Relative translation and rotation errors for LeGO-LOAM and the proposed AGPC-SLAM, respectively
As shown in Figure 8, Location 2 involved a ramp road with an altitude deviating from 0 to 2 meters, which corresponds to the annotated area by the red rectangle in Figure 9. The estimated altitude using AGPC-SLAM deviates from the ground truth altitude (black curve). This was caused by the violation of the assumption that the ground plane was flat during operation, which is required by the proposed method in this paper. In the future, we will study the ramp road surface identification and remove the AGPC when the slope surface is detected. A detailed video of the test in Location 2 can be found at the following link: https://www.youtube.com/watch?v=mgLxxlhlscY&feature=youtu.be.
The performance of the translation and rotation angle estimation of AGPC-SLAM with loop closure is presented in Table 5. Although the loop closure was enabled in LeGO-LOAM, the loop was not successfully detected due to the large drift in the z-axis of LeGO-LOAM. However, the loop closure was detected using the proposed AGPC-SLAM as the vertical drift was improved. We believe that this is another contribution of the AGPC which improves the detection of the loop closure.

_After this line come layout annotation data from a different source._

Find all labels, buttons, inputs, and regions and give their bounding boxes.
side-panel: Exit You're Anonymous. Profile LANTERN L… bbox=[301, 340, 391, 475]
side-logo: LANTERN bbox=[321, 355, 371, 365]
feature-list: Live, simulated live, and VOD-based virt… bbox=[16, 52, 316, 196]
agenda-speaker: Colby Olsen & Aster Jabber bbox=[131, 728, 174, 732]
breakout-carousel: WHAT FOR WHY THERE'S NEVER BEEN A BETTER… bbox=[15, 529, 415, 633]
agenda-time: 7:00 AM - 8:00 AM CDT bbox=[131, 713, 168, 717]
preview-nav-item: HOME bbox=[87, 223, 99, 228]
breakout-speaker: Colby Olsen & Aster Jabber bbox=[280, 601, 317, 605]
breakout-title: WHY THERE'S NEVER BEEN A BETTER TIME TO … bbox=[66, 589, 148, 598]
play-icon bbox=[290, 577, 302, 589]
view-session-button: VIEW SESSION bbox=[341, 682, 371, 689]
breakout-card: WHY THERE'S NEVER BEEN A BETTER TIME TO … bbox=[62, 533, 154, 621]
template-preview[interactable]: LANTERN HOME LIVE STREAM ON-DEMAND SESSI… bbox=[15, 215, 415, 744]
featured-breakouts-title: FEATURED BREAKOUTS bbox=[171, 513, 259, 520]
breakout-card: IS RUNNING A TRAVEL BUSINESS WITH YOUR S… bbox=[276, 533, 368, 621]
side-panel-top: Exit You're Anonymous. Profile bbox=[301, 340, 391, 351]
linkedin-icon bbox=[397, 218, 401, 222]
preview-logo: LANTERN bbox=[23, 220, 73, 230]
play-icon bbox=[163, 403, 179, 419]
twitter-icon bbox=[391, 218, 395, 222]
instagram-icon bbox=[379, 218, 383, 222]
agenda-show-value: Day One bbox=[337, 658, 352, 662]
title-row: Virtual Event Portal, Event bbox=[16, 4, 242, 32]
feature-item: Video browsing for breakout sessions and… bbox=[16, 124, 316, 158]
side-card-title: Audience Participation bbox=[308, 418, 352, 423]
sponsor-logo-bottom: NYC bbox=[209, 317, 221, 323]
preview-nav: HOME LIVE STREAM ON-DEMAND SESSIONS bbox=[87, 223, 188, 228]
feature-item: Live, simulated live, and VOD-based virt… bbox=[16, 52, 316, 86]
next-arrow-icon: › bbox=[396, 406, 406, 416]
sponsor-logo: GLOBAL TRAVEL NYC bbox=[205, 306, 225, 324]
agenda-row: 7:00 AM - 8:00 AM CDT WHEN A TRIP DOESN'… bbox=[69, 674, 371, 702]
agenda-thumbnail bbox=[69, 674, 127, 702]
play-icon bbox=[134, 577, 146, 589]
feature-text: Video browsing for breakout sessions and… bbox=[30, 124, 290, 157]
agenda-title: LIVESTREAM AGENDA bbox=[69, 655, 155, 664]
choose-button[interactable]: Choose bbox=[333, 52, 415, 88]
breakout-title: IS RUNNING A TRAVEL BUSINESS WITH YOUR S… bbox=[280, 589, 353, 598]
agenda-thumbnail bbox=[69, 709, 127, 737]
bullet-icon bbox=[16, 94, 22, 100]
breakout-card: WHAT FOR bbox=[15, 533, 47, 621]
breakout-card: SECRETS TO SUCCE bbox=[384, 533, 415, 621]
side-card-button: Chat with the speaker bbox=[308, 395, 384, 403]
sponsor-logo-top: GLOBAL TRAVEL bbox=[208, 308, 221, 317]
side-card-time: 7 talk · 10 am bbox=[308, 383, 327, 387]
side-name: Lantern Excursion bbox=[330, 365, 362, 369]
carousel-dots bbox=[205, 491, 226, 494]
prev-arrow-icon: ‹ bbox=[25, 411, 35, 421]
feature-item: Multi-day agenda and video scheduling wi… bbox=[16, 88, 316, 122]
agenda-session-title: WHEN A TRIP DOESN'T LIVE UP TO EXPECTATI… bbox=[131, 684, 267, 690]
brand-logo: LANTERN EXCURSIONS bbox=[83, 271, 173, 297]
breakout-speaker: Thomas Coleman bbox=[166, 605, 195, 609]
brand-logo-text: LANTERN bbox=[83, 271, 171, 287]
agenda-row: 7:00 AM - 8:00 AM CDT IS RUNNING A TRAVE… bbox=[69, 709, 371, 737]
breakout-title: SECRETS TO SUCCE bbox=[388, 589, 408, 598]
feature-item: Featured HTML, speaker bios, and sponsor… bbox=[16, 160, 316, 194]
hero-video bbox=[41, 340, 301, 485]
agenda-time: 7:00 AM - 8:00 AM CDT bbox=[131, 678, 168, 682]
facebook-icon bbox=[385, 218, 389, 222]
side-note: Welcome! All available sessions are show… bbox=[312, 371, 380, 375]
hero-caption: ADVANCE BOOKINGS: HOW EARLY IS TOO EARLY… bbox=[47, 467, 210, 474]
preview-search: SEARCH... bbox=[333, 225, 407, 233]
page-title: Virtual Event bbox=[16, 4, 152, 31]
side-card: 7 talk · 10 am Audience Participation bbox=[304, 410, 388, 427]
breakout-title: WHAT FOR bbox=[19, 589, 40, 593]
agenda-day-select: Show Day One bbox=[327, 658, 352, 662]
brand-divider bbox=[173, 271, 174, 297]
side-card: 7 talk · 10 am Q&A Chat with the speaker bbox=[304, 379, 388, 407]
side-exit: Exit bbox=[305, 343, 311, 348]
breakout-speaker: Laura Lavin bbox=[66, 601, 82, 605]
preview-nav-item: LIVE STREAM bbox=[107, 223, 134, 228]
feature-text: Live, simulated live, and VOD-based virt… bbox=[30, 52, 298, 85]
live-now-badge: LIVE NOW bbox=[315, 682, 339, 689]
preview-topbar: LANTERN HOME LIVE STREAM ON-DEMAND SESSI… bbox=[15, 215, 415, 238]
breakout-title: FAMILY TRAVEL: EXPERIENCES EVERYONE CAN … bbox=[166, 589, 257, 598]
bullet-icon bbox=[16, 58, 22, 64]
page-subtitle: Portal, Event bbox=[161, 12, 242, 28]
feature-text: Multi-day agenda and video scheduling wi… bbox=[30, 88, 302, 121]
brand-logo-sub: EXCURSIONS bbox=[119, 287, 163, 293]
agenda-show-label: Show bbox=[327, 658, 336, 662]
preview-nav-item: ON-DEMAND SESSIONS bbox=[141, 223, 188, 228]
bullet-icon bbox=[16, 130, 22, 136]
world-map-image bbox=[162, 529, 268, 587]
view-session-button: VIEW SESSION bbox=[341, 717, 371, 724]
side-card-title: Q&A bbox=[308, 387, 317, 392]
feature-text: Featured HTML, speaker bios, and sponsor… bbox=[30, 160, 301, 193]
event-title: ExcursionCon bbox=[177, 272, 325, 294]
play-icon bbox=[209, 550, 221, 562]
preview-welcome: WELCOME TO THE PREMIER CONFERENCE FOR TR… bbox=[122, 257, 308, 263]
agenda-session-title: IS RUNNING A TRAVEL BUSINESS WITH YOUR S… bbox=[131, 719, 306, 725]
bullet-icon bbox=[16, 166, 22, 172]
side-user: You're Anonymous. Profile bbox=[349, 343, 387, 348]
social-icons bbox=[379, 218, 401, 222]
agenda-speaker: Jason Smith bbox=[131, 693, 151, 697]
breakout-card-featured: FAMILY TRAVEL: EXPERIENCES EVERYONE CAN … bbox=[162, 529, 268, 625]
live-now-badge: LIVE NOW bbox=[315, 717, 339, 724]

Performance of Translation and Rotation Estimation with Loop Closure
6 CONCLUSION AND FUTURE WORK
To mitigate the drift of lidar SLAM in the vertical direction due to the limited field of view of the lidar sensor, this paper proposes an AGPC-SLAM method that achieved improved accuracy compared to the existing state-of-the-art LeGO-LOAM. This paper innovatively proposes to employ absolute ground plane detection to mitigate the drift in z-axis related states. Moreover, better-constrained positioning in the z-axis and pitch angle can also improve the positioning in the x-axis and y-axis. We tested the proposed method in two typical scenarios in Hong Kong. The results show that the proposed method can effectively mitigate the drift on the z-axis in both the evaluated scenarios.

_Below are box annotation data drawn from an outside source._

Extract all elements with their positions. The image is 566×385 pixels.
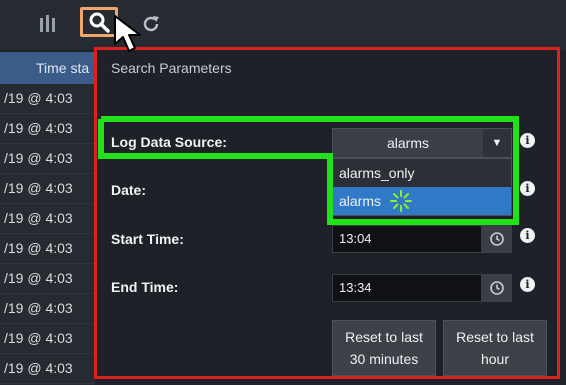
- button-label-line: hour: [480, 351, 510, 367]
- end-time-label: End Time:: [111, 279, 179, 295]
- log-row[interactable]: /19 @ 4:03: [0, 84, 95, 114]
- log-data-source-value: alarms: [386, 135, 429, 151]
- dropdown-option-alarms-only[interactable]: alarms_only: [333, 159, 511, 187]
- button-label-line: Reset to last: [345, 329, 423, 345]
- reset-hour-button[interactable]: Reset to last hour: [443, 320, 547, 376]
- mouse-cursor-icon: [114, 15, 141, 52]
- search-parameters-panel: Search Parameters Log Data Source: alarm…: [94, 47, 560, 379]
- clock-icon[interactable]: [482, 274, 512, 302]
- log-list: Time sta /19 @ 4:03 /19 @ 4:03 /19 @ 4:0…: [0, 52, 95, 385]
- reset-30-minutes-button[interactable]: Reset to last 30 minutes: [332, 320, 436, 376]
- log-data-source-select[interactable]: alarms ▼: [332, 128, 512, 158]
- dropdown-option-label: alarms: [339, 193, 382, 209]
- date-label: Date:: [111, 182, 147, 198]
- info-icon[interactable]: i: [520, 228, 535, 243]
- dropdown-option-alarms[interactable]: alarms: [333, 187, 511, 215]
- start-time-label: Start Time:: [111, 231, 184, 247]
- button-label-line: Reset to last: [456, 329, 534, 345]
- log-row[interactable]: /19 @ 4:03: [0, 174, 95, 204]
- log-data-source-label: Log Data Source:: [111, 134, 227, 150]
- button-label-line: 30 minutes: [349, 351, 419, 367]
- toolbar: [0, 0, 566, 50]
- info-icon[interactable]: i: [520, 133, 535, 148]
- log-row[interactable]: /19 @ 4:03: [0, 354, 95, 384]
- log-row[interactable]: /19 @ 4:03: [0, 264, 95, 294]
- clock-icon[interactable]: [482, 225, 512, 253]
- info-icon[interactable]: i: [520, 277, 535, 292]
- log-row[interactable]: /19 @ 4:03: [0, 144, 95, 174]
- column-header-timestamp[interactable]: Time sta: [0, 52, 95, 84]
- log-row[interactable]: /19 @ 4:03: [0, 234, 95, 264]
- log-row[interactable]: /19 @ 4:03: [0, 294, 95, 324]
- chevron-down-icon[interactable]: ▼: [483, 129, 511, 157]
- log-row[interactable]: /19 @ 4:03: [0, 204, 95, 234]
- log-row[interactable]: /19 @ 4:03: [0, 114, 95, 144]
- columns-icon[interactable]: [34, 8, 64, 40]
- panel-title: Search Parameters: [111, 60, 232, 76]
- end-time-input[interactable]: 13:34: [332, 274, 482, 302]
- info-icon[interactable]: i: [520, 181, 535, 196]
- loading-spinner-icon: [390, 190, 412, 212]
- log-row[interactable]: /19 @ 4:03: [0, 324, 95, 354]
- start-time-input[interactable]: 13:04: [332, 225, 482, 253]
- log-data-source-dropdown: alarms_only alarms: [332, 158, 512, 216]
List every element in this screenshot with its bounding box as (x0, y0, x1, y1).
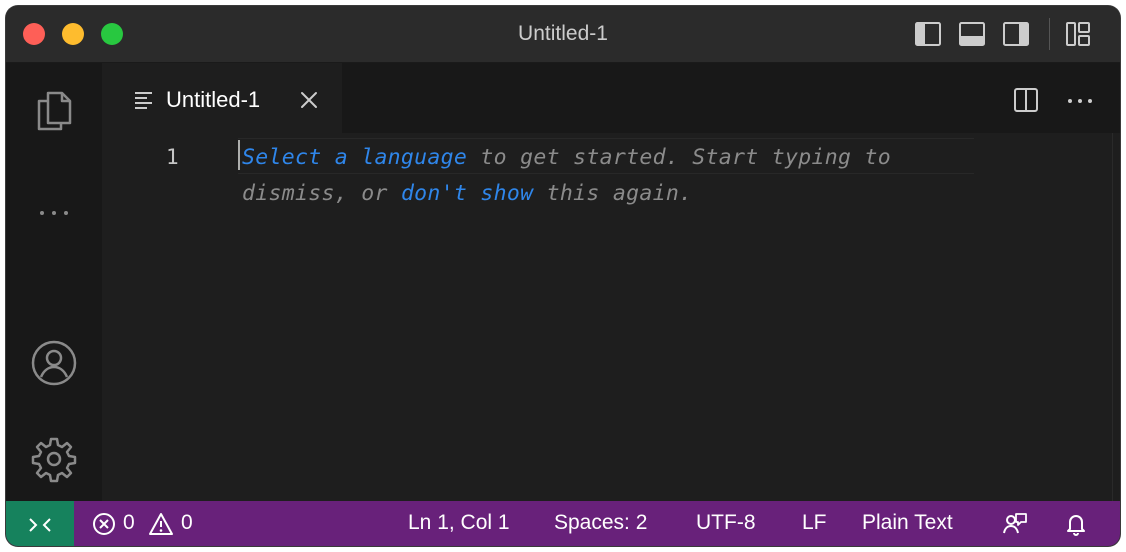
manage-button[interactable] (30, 435, 78, 483)
vscode-window: Untitled-1 Untitled-1 1 Select a languag… (6, 6, 1120, 546)
close-icon[interactable] (299, 90, 319, 110)
end-of-line[interactable]: LF (802, 511, 827, 535)
error-icon[interactable] (92, 512, 116, 536)
window-title: Untitled-1 (518, 22, 608, 45)
tab-untitled-1[interactable]: Untitled-1 (102, 63, 342, 133)
language-mode[interactable]: Plain Text (862, 511, 953, 535)
error-count[interactable]: 0 (123, 511, 135, 535)
files-icon (37, 91, 72, 131)
indentation[interactable]: Spaces: 2 (554, 511, 647, 535)
editor-tab-bar: Untitled-1 (102, 63, 1120, 133)
accounts-button[interactable] (30, 339, 78, 387)
status-bar: 0 0 Ln 1, Col 1 Spaces: 2 UTF-8 LF Plain… (6, 501, 1120, 546)
toggle-panel-button[interactable] (958, 20, 986, 48)
remote-indicator-button[interactable] (6, 501, 74, 546)
notifications-bell-icon[interactable] (1064, 512, 1088, 536)
empty-editor-hint: Select a language to get started. Start … (242, 140, 982, 212)
title-bar-separator (1049, 18, 1050, 50)
tab-label: Untitled-1 (166, 87, 261, 112)
hint-text: this again. (533, 181, 693, 206)
split-editor-icon (1014, 88, 1038, 112)
feedback-icon[interactable] (1002, 512, 1028, 536)
warning-count[interactable]: 0 (181, 511, 193, 535)
activity-bar (6, 63, 102, 501)
explorer-button[interactable] (30, 87, 78, 135)
title-bar: Untitled-1 (6, 6, 1120, 63)
gear-icon (31, 437, 77, 483)
account-icon (31, 340, 77, 386)
text-cursor (238, 140, 240, 170)
hint-text: dismiss, or (242, 181, 401, 206)
sidebar-right-icon (1003, 22, 1029, 46)
editor-area[interactable]: 1 Select a language to get started. Star… (102, 133, 1120, 501)
ellipsis-icon (40, 211, 68, 215)
customize-layout-button[interactable] (1064, 20, 1092, 48)
more-actions-button[interactable] (1064, 84, 1096, 116)
split-editor-button[interactable] (1010, 84, 1042, 116)
toggle-primary-sidebar-button[interactable] (914, 20, 942, 48)
warning-icon[interactable] (148, 512, 174, 536)
layout-icon (1066, 22, 1090, 46)
remote-icon (29, 518, 51, 532)
plain-text-file-icon (135, 92, 152, 109)
select-language-link[interactable]: Select a language (242, 145, 467, 170)
panel-bottom-icon (959, 22, 985, 46)
line-number: 1 (166, 145, 179, 169)
more-views-button[interactable] (30, 187, 78, 235)
dont-show-link[interactable]: don't show (401, 181, 533, 206)
toggle-secondary-sidebar-button[interactable] (1002, 20, 1030, 48)
hint-text: to get started. Start typing to (467, 145, 891, 170)
cursor-position[interactable]: Ln 1, Col 1 (408, 511, 510, 535)
vertical-scrollbar[interactable] (1112, 133, 1113, 501)
encoding[interactable]: UTF-8 (696, 511, 756, 535)
sidebar-left-icon (915, 22, 941, 46)
ellipsis-icon (1068, 99, 1092, 103)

One of the limitations of our work is that the proposed method is effective only when a flat ground plane is available. In some extreme cases, the ground can be fully occluded by surrounding dynamic vehicles which can lead to misidentification of the ground surface. The ground surface can also be a slope that cannot be simply modeled using a plane function. In the future, we will study the scene with slope and derive the corresponding constraints to alleviate the drift of 3D lidar SLAM in urban canyons.
HOW TO CITE THIS ARTICLE
Hsu, L.-T., & Wen, W. (2022). AGPC-SLAM: Absolute ground plane constrained 3D lidar SLAM. NAVIGATION, 69(3). https://doi.org/10.33012/navi.527
APPENDIX: PERFORMANCE OF AGPC-SLAM AT 6 GCPS
Errors of the roll, pitch, and yaw angles for LeGO-LOAM and the proposed AGPC-SLAM (the x-axis denotes the ID of the GCPs from 1 to 6 and the y-axis denotes the errors)
Errors of the up (altitude) and ENU for LeGO-LOAM and the proposed AGPC-SLAM, respectively (the x-axis denotes the ID of the GCPs from 1 to 6 and the y-axis denotes the errors)
This is an open access article under the terms of the Creative Commons Attribution License, which permits use, distribution and reproduction in any medium, provided the original work is properly cited.